Né d’altro canto la soluzione negatoria dell’incompatibilità, in ipotesi di nomina dello stesso esperto allorché sia disposta la rinnovazione in dibattimento della perizia già assunta nell’incidente probatorio nei confronti dei concorrenti nel reato, sarebbe tale da vulnerare la tutela sostanziale del diritto di difesa, apprestata dalle norme di cui agli art. 401 e 403 con il sancire la inutilizzabilità dibattimentale della perizia nei confronti degli imputati raggiunti solo successivamente all’incidente probatorio da indizi di colpevolezza, i cui difensori non hanno partecipato alla sua assunzione.

Deve sostenersi, infatti, che la inutilizzabilità della perizia nei confronti degli imputati i cui difensori non abbiano partecipato alla sua assunzione deriva esclusivamente dal mancato controllo esercitato da questi sulla corretta assunzione della prova, assicurato, invece, dal contraddittorio tra le parti nel corso dell’espletamento della nuova perizia e nell’esame del perito in dibattimento (Sez. 5, 33013/2017).

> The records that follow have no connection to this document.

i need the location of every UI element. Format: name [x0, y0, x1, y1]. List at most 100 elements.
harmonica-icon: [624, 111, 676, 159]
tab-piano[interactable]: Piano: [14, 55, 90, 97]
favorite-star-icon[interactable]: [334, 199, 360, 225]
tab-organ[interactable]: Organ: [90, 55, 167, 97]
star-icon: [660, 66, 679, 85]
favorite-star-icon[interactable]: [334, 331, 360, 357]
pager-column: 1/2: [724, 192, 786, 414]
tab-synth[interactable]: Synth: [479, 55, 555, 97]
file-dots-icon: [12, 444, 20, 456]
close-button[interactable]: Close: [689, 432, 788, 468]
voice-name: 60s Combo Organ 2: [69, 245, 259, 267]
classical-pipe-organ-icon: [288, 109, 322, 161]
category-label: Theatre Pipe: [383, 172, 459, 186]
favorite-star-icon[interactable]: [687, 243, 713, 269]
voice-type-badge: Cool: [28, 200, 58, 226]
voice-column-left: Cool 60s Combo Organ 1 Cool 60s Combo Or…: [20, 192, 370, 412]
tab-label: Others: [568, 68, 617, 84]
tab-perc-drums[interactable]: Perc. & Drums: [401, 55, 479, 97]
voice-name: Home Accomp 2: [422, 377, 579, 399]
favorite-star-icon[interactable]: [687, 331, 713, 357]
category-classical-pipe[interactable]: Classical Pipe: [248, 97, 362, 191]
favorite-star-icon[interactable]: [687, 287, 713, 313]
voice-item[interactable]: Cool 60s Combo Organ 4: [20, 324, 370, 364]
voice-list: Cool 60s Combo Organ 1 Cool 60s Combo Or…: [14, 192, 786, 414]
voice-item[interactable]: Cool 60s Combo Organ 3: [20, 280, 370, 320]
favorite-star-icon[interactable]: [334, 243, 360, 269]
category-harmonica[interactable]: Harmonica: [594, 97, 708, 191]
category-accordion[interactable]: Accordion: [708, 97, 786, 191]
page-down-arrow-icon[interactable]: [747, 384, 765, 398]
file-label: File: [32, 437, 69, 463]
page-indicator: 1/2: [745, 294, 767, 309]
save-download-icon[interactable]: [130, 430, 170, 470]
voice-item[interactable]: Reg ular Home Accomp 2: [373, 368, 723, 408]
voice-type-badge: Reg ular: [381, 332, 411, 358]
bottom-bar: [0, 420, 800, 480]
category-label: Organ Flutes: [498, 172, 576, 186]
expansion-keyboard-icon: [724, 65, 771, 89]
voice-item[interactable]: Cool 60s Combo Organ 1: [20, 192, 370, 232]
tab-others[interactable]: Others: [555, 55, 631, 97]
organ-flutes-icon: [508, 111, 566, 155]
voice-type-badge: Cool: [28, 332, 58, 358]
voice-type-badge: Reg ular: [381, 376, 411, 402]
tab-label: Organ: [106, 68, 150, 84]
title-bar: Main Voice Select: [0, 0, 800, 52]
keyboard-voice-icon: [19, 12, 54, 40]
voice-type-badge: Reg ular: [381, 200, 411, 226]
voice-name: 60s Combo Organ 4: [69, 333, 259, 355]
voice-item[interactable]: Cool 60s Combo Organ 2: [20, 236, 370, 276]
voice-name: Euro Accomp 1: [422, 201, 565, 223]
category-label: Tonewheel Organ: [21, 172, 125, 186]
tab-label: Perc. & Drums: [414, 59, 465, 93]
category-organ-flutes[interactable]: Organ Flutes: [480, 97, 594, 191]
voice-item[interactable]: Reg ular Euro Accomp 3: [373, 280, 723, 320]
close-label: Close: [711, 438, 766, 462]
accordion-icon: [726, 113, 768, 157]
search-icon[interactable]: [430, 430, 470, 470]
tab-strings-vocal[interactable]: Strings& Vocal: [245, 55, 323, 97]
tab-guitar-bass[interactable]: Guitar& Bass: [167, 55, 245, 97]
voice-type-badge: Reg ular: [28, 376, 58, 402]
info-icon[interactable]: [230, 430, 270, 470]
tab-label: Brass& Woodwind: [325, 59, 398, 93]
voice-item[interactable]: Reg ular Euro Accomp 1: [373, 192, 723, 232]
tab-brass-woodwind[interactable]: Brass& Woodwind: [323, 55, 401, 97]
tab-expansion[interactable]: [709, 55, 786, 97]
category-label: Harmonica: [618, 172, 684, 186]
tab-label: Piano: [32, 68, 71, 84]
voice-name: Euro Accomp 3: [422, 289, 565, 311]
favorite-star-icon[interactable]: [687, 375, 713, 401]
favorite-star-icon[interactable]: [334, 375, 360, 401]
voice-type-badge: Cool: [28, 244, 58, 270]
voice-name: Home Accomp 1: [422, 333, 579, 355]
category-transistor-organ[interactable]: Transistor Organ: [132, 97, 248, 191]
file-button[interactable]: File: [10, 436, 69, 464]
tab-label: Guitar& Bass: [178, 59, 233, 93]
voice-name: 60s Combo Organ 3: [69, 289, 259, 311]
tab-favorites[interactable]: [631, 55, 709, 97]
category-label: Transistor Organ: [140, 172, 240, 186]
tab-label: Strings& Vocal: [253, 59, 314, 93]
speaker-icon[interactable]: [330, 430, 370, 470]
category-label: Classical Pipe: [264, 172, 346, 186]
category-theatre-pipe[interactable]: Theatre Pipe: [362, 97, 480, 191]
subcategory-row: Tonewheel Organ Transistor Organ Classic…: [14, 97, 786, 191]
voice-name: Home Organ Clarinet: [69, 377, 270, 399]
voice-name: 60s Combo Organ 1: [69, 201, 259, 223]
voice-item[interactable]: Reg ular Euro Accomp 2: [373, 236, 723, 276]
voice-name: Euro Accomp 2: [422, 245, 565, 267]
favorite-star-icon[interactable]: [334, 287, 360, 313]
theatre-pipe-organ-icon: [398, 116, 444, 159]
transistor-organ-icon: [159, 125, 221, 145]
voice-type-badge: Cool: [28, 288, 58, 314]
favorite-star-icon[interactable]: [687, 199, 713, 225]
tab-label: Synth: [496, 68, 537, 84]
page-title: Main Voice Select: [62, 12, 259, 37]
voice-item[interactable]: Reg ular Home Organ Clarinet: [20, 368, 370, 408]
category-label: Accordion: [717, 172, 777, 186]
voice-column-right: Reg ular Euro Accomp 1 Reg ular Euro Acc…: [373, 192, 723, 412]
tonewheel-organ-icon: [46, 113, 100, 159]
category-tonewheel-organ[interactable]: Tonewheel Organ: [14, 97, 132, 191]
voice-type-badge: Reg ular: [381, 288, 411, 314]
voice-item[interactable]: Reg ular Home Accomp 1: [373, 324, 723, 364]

La dichiarazione di ricusazione del perito deve intervenire fino a che non siano esaurite le formalità di conferimento dell’incarico e, quando si tratti di motivi sopravvenuti o conosciuti successivamente, al più tardi “prima che il perito abbia dato il proprio parere”. L’inosservanza di tali termini e del modo di presentazione della dichiarazione determina l’inammissibilità della stessa (Sez. 2, 52014/2016).

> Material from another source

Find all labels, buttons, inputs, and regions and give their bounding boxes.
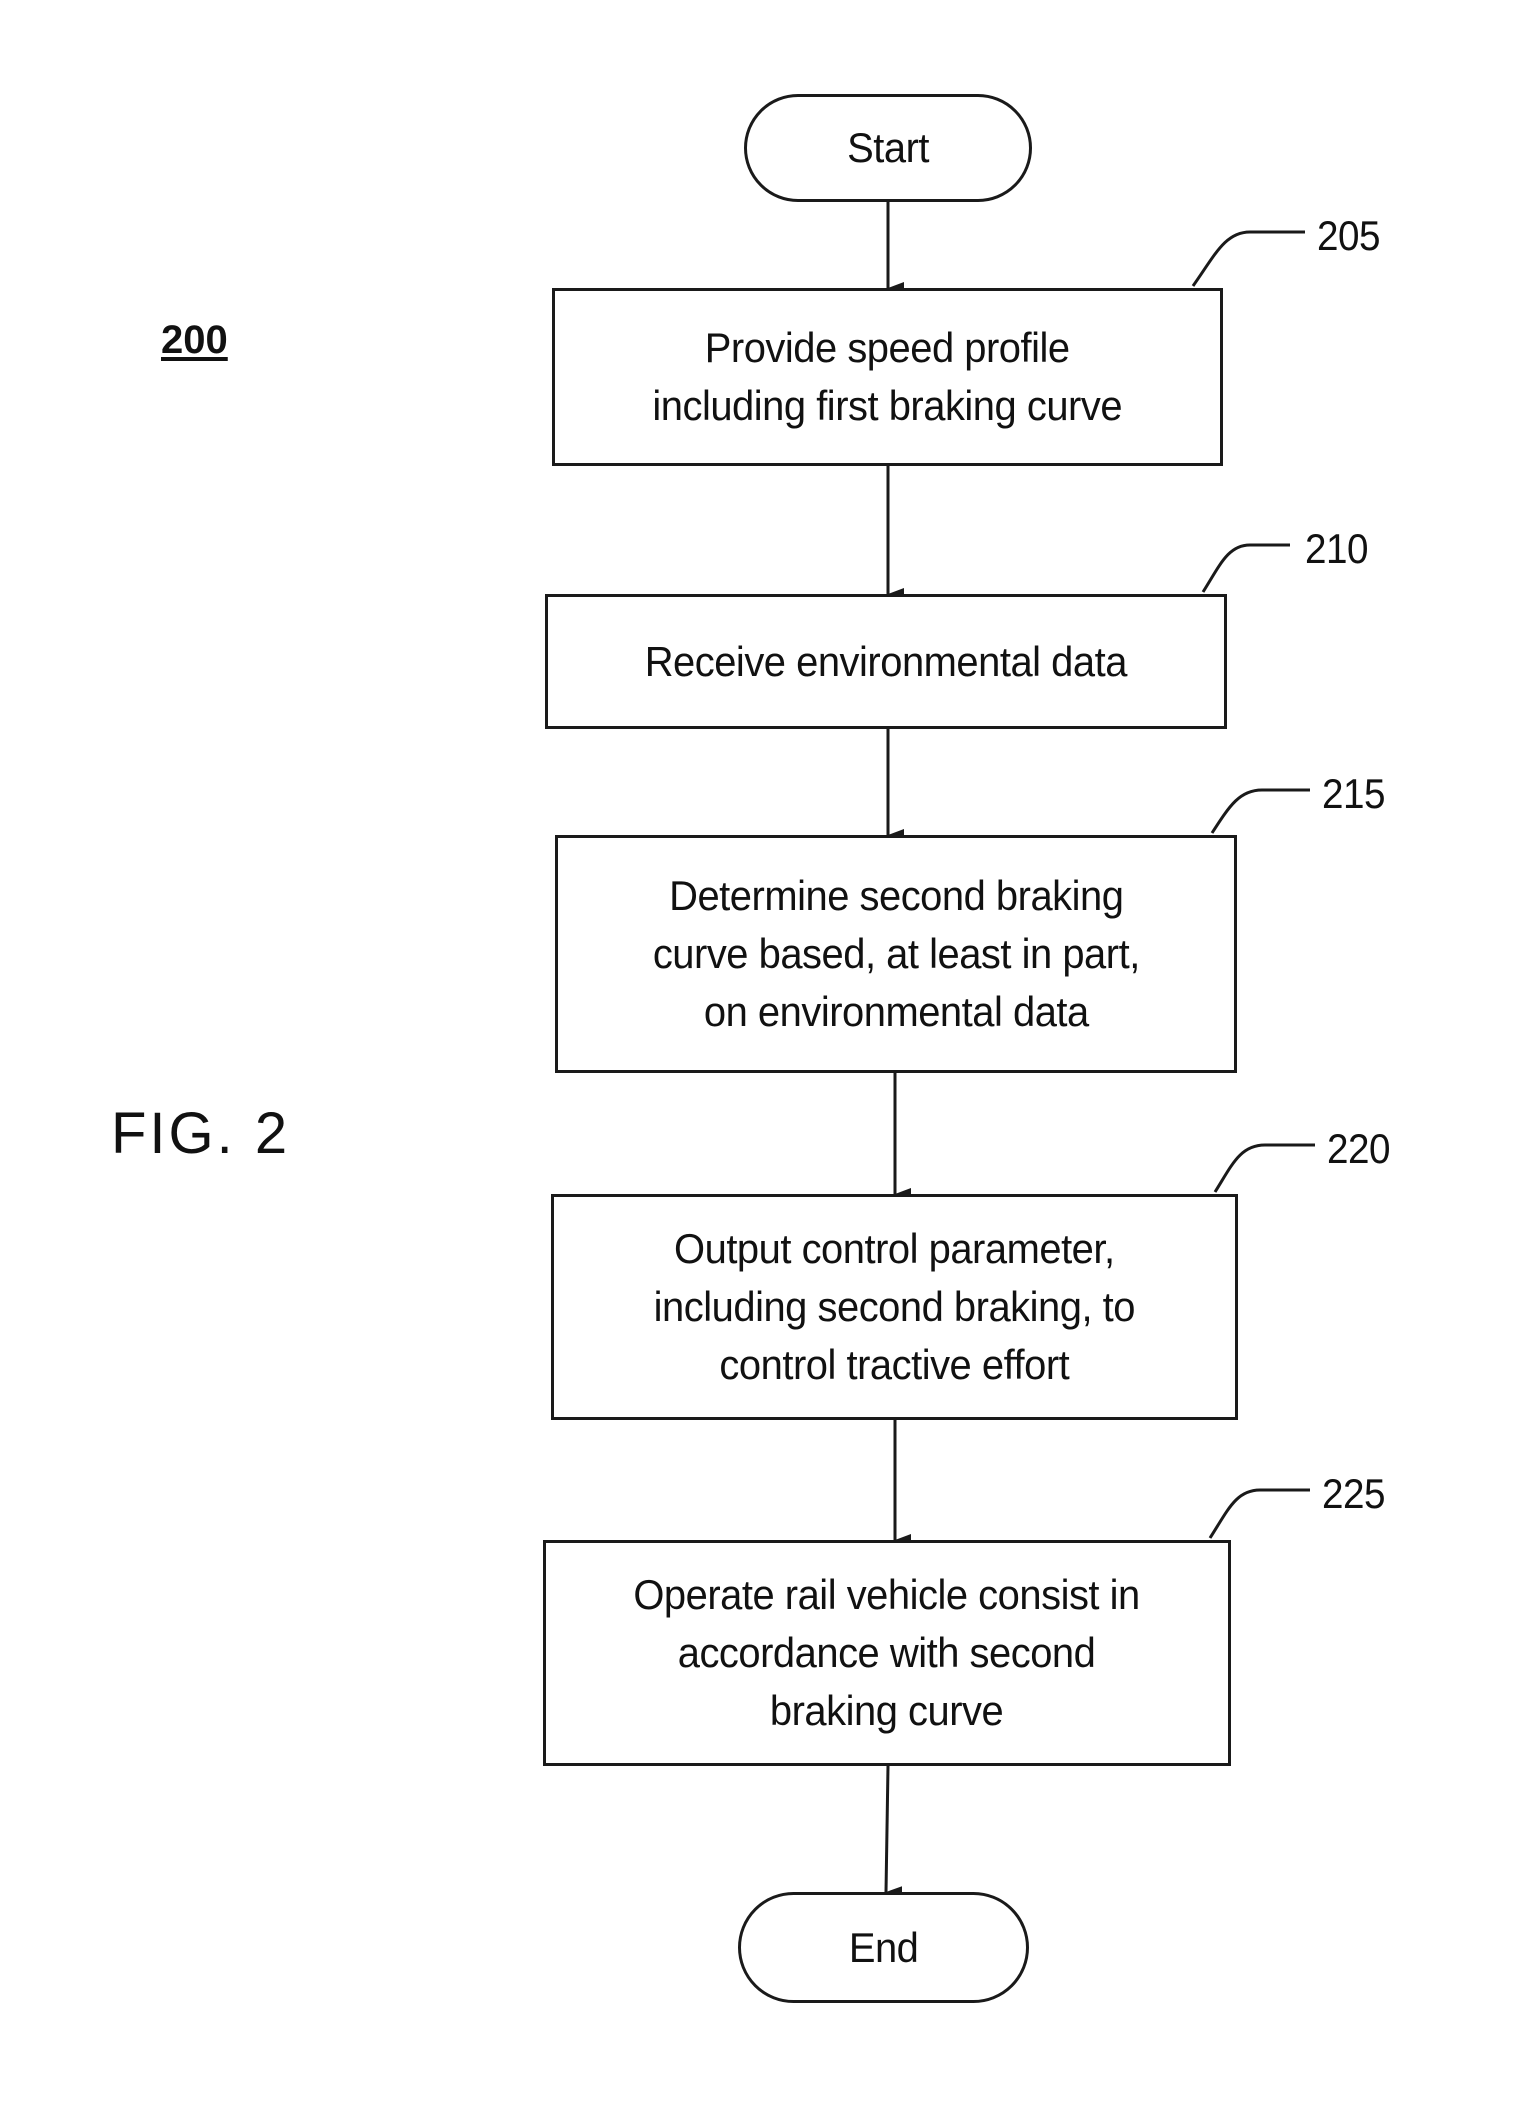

Non costituisce causa di ricusazione del perito ai sensi delle lett. a) e d) dell’art. 36 il fatto che questi sia stato oggetto di denunzia penale da parte del ricusante, poiché il sentimento di grave inimicizia, per risultare pregiudizievole, deve essere reciproco, deve cioè nascere o essere ricambiato dal perito e deve trarre origine da rapporti di carattere privato, estranei al processo, non potendosi desumere dal mero trattamento riservato in tale sede alla parte, anche se da questa ritenuto frutto di mancanza di serenità, mentre l’interesse personale come causa di ricusazione deve circoscriversi all’influenza che per la sfera patrimoniale del ricusato (intesa in senso lato) possa avere la soluzione in un certo senso della controversia, la quale non consegue al fatto della presentazione di una denunzia a carico del perito (Sez. 5, 6805/2015).

Le norme in materia di ricusazione dei periti prevedono che si osservino, in quanto applicabili, le norme sulla ricusazione del giudice (art. 223 comma 5). È di conseguenza inammissibile l’istanza di ricusazione presentata non dalla parte personalmente, ma dal difensore non munito di mandato o procura speciale.

Difatti, le Sezioni Unite hanno affermato che, ai sensi dell’art. 37, il giudice può essere ricusato soltanto dalla parte, per cui è da escludere un’autonoma parallela legittimazione del difensore il quale, pur potendo validamente proporre l’atto di ricusazione, deve avere indefettibilmente ricevuto a tal fine apposito mandato, anche se non necessariamente nelle forme della procura speciale. Hanno osservato le Sezioni Unite, che l’art. 38 non prevede deroghe al carattere personale del potere di ricusazione, ma soltanto consente che esso possa essere esercitato per mezzo di altre persone: difensore o procuratore speciale (Sez. 4, 33827/2015).

La possibilità di ricusare il perito, ai sensi dell’art. 223, discende dal fatto che, essendo costui un ausiliario del giudice, deve avere anch’egli i requisiti della terzietà propri del soggetto processuale che gli affida l’incarico; in tema di impugnabilità dell’ordinanza con cui viene decisa l’istanza di ricusazione del perito, è ammissibile il ricorso per cassazione, in ragione dell’esplicito rinvio effettuato dall’art. 223, comma 5, all’osservanza delle norme sulla ricusazione del giudice “in quanto applicabili”, tra cui la disposizione posta dall’art. 41 in tema di ricorribilità della decisione sulla dichiarazione di ricusazione del giudice (Sez. 1, 17741/2014).